Early origin for human-like precision grasping: a comparative study of pollical distal phalanges in fossil hominins

Abstract

Background: The morphology of human pollical distal phalanges (PDP) closely reflects the adaptation of human hands for refined precision grip with pad-to-pad contact. The presence of these precision grip-related traits in the PDP of fossil hominins has been related to human-like hand proportions (i.e. short hands with a long thumb) enabling the thumb and finger pads to contact. Although this has been traditionally linked to the appearance of stone tool-making, the alternative hypothesis of an earlier origin--related to the freeing of the hands thanks to the advent of terrestrial bipedalism--is also possible given the human-like intrinsic hand proportion found in australopiths.

Methodology/principal findings: We perform morphofunctional and morphometric (bivariate and multivariate) analyses of most available hominin pollical distal phalanges, including Orrorin, Australopithecus, Paranthropous and fossil Homo, in order to investigate their morphological affinities. Our results indicate that the thumb morphology of the early biped Orrorin is more human-like than that of australopiths, in spite of its ancient chronology (ca. 6 Ma). Moreover, Orrorin already displays typical human-like features related to precision grasping.

Conclusions: These results reinforce previous hypotheses relating the origin of refined manipulation of natural objects--not stone tool-making--with the relaxation of locomotor selection pressures on the forelimbs. This suggests that human hand length proportions are largely plesiomorphic, in the sense that they more closely resemble the relatively short-handed Miocene apes than the elongated hand pattern of extant hominoids. With the advent of terrestrial bipedalism, these hand proportions may have been co-opted by early hominins for enhanced manipulative capabilities that, in turn, would have been later co-opted for stone tool-making in the genus Homo, more encephalized than the previous australopiths. This hypothesis remains may be further tested by the finding of more complete hands of unequivocally biped early hominins.

Figure 1. Modern human thumb and index finger (right hand) during pad-to-pad precision grasping in ulnar view.

The box shows the anatomy of the pollical distal phalanx and its relationship with soft structures related to refined manipulation: a huge proximopalmar fossa (orange), associated with a palmarly protruding ridge (red) for insertion of the flexor pollicis longus; a compartmentalized digital pulp to accommodate the shape of the object being manipulated; this is reflected in the presence of an ungual fossa (green), associated to the large and mobile proximal pulp, as well as a wide apical tuberosity associated with the smaller and less mobile distal pulp; and finally, the ungual spines (yellow), where the collateral intraosseous ligaments that sustain the nail bed insert.

Figure 2. Morphological comparisons of pollical distal phalanges in African apes, extant humans and selected hominins.

Specimens are showed in palmar (top), oblique proximopalmar (middle) and lateral (bottom) views, and scaled to the same length to easily visualize the morphological differences. The main features related to human-like precision grasping are indicated in the middle row (same colors as in Figure 1), whereas the palmarly protruding insertion for the flexor pollicis longus has been further signaled in lateral view (red arrows in the lower row). Note that, although with several morphological differences, all the features related to refined manipulation in modern humans are already present in the late Miocene Orrorin. By the way, the OH 7 specimen, besides its odd overall proportions, neither shows a distinctive insertion for the flexor muscle, nor a compartmentalized digital pulp. All the phalanges belong to a right thumb. Scale bars represent 5 mm.

Figure 3. Principal components analysis (PCA) based on six shape variables of the pollical distal phalanx.

Blue, Papio; red, Pongo; yellow, H. sapiens; green, Gorilla; grey, Pan. The PC 1 largely reflects the proportions of the tuft and shaft, while the PC 2 is more related to the proportions of the base. The Orrorin PDP overlaps with modern humans in both principal components, and later hominins also resemble modern humans in both components—although to a lesser degree.
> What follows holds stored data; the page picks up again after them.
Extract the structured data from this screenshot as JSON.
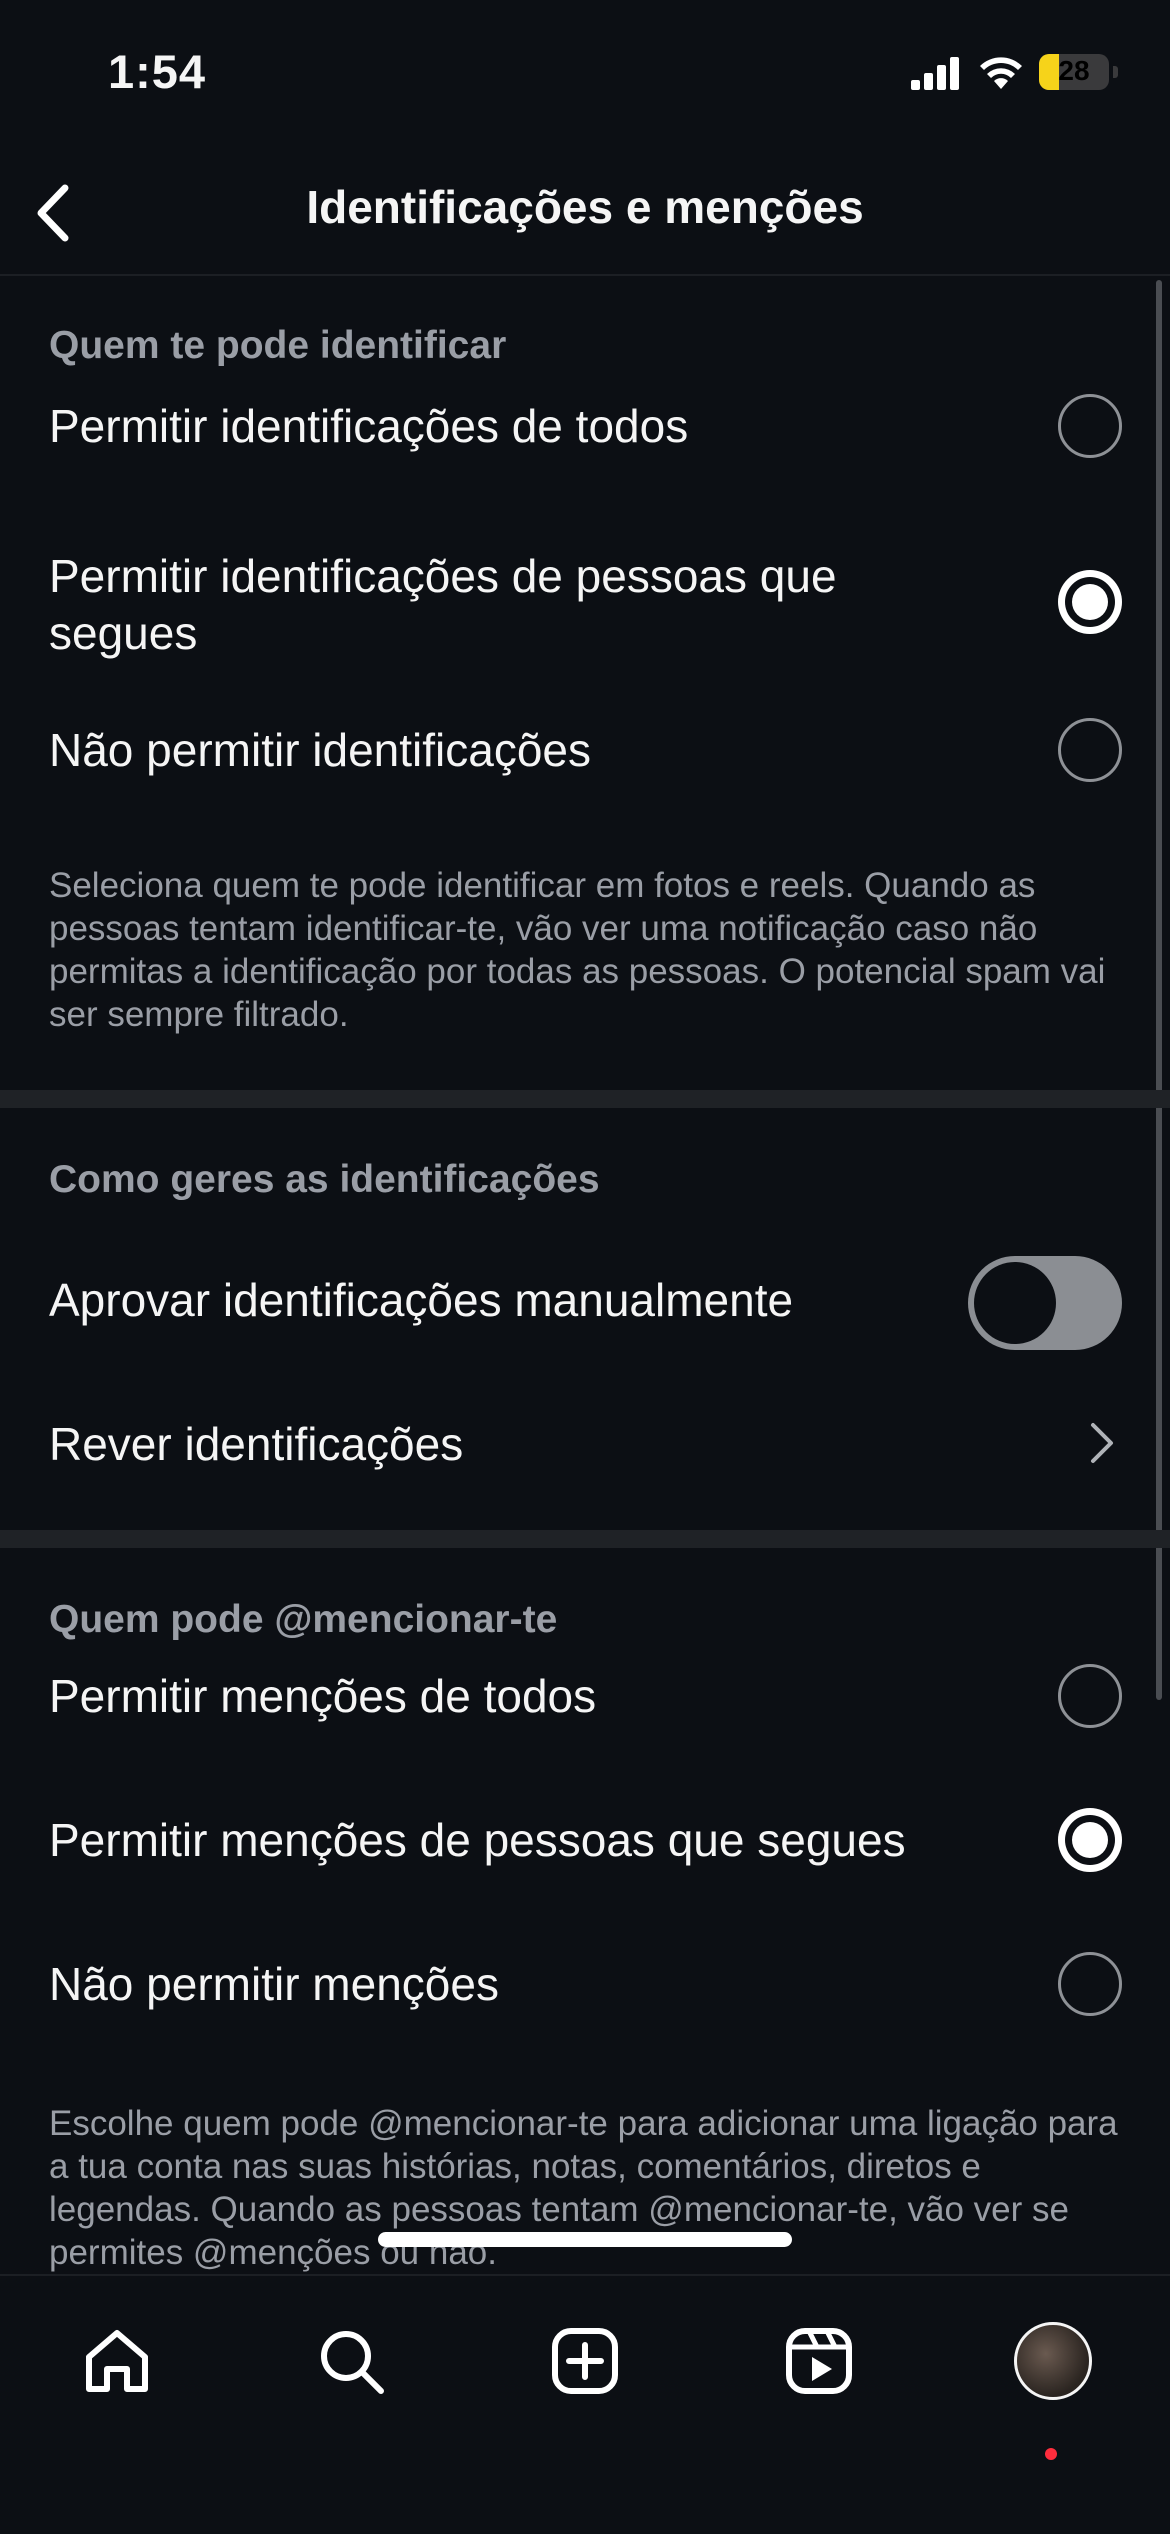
{
  "status": {
    "time": "1:54",
    "battery": "28",
    "battery_level": 0.28
  },
  "nav": {
    "title": "Identificações e menções"
  },
  "sections": {
    "tagging": {
      "header": "Quem te pode identificar",
      "options": [
        {
          "label": "Permitir identificações de todos",
          "selected": false
        },
        {
          "label": "Permitir identificações de pessoas que segues",
          "selected": true
        },
        {
          "label": "Não permitir identificações",
          "selected": false
        }
      ],
      "description": "Seleciona quem te pode identificar em fotos e reels. Quando as pessoas tentam identificar-te, vão ver uma notificação caso não permitas a identificação por todas as pessoas. O potencial spam vai ser sempre filtrado."
    },
    "manage": {
      "header": "Como geres as identificações",
      "manual_approval": {
        "label": "Aprovar identificações manualmente",
        "enabled": false
      },
      "review": {
        "label": "Rever identificações"
      }
    },
    "mentions": {
      "header": "Quem pode @mencionar-te",
      "options": [
        {
          "label": "Permitir menções de todos",
          "selected": false
        },
        {
          "label": "Permitir menções de pessoas que segues",
          "selected": true
        },
        {
          "label": "Não permitir menções",
          "selected": false
        }
      ],
      "description": "Escolhe quem pode @mencionar-te para adicionar uma ligação para a tua conta nas suas histórias, notas, comentários, diretos e legendas. Quando as pessoas tentam @mencionar-te, vão ver se permites @menções ou não."
    }
  },
  "tabbar": {
    "items": [
      "home-icon",
      "search-icon",
      "create-icon",
      "reels-icon",
      "profile-avatar"
    ],
    "notification_color": "#ff2d3d"
  },
  "colors": {
    "background": "#0c0f14",
    "text": "#f5f5f5",
    "muted": "#9a9ea6"
  }
}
Paranthropus robustus and OH 7 constitute an exception, because they fall within the human range across the PC 2, but depart from the remaining taxa on the PC 1 by showing exceptionally wide PDPs (Figures 2 and 3). See text for further explanation. Figures at the corners represent the outline of these phalanges in palmar and lateral views.
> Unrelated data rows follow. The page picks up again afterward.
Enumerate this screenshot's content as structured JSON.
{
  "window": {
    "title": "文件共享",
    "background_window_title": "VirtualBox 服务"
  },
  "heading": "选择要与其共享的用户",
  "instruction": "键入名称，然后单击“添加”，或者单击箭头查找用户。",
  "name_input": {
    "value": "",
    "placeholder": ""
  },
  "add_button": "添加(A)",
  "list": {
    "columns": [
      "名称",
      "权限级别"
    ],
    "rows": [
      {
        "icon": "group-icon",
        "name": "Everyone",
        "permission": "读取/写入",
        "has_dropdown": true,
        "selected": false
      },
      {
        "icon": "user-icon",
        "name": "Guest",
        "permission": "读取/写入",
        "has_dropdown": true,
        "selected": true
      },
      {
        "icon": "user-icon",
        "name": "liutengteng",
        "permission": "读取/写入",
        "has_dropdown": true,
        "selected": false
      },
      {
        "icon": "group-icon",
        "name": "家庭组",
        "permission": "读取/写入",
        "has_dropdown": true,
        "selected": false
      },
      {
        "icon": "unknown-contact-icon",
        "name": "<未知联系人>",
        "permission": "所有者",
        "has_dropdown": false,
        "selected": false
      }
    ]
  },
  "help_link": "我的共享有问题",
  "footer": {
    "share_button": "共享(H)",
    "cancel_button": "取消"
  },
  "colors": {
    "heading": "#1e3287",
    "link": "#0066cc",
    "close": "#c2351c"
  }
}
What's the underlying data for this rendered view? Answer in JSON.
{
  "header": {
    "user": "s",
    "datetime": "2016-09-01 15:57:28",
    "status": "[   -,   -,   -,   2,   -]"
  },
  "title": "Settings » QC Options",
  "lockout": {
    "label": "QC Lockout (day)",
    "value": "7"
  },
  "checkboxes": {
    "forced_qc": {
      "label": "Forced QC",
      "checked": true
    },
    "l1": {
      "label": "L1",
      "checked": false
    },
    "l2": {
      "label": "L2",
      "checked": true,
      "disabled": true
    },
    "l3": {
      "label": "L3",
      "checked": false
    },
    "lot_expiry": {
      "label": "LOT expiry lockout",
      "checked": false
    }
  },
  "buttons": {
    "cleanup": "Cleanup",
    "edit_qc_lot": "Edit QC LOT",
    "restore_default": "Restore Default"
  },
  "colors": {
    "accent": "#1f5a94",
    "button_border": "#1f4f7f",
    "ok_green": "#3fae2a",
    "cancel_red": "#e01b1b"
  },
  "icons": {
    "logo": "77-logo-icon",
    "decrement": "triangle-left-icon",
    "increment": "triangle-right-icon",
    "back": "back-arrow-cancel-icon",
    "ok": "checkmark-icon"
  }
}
Figure 4. Boxplots of distal phalangeal robusticity in selected extant taxa, Neandertals, OH 7 and Paranthropus robustus.
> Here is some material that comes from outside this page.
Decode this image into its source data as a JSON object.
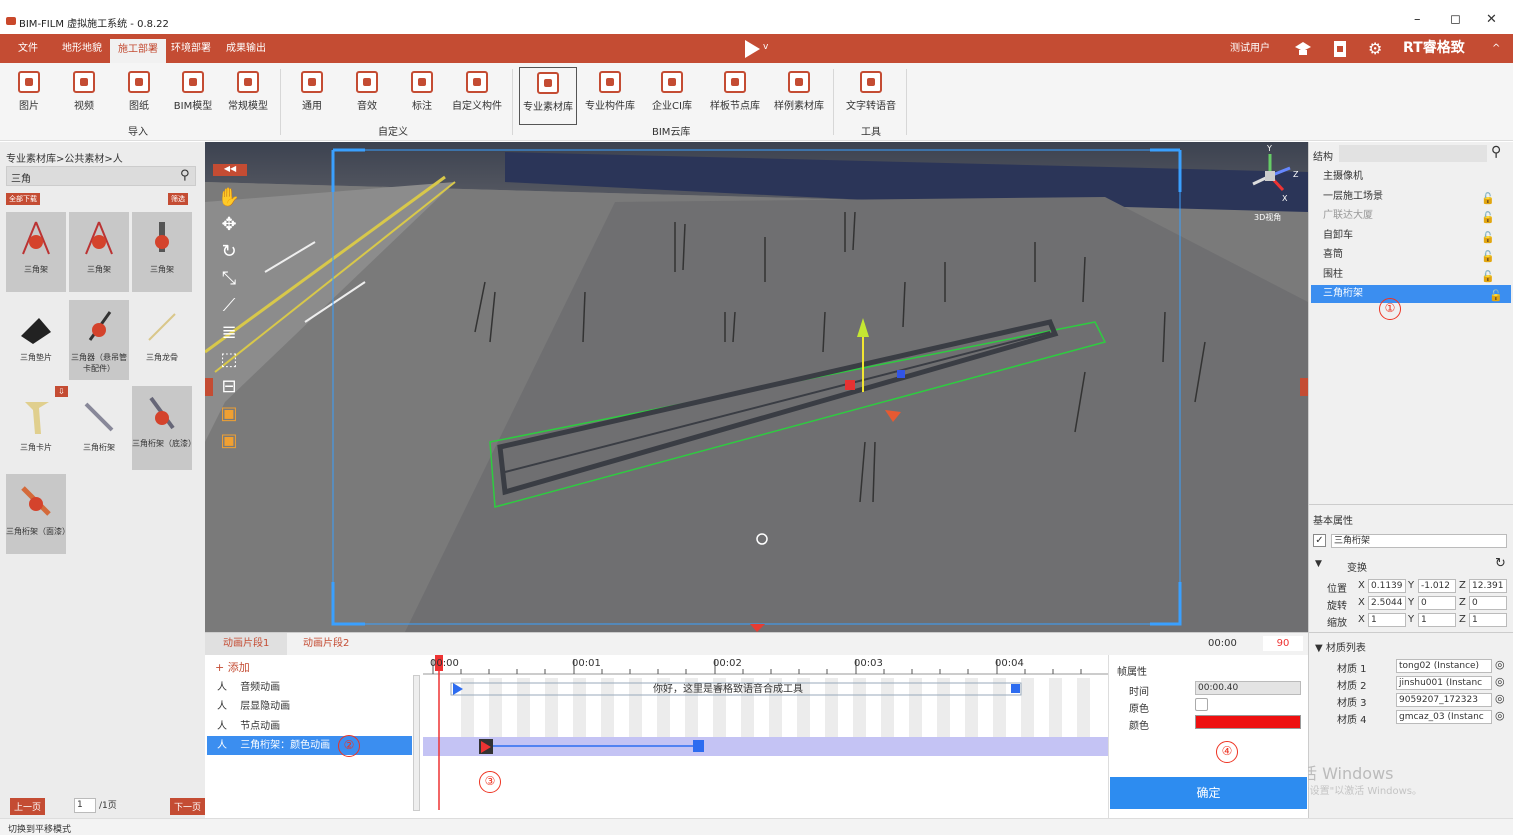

Robusticity refers to apical tuft width (a) in relation to maximum length (b) of the distal pollical and middle finger phalanges (left and right, respectively; see Materials and for further details). Horizontal lines represent the median values, whereas the boxes represent the 25% and 75% percentiles, the whiskers the maximum-minimum ranges and circles are outliers. OH 7, like Paranthropus robustus, display a robusticity pattern convergent with quadrupedal monkeys (Macaca and Papio), in which the pollical distal phalanx is disproportionally robust relative to that from the middle finger. Note that the pollical and nonpollical distal phalanges attributed to P. robustus may not belong to the same individual.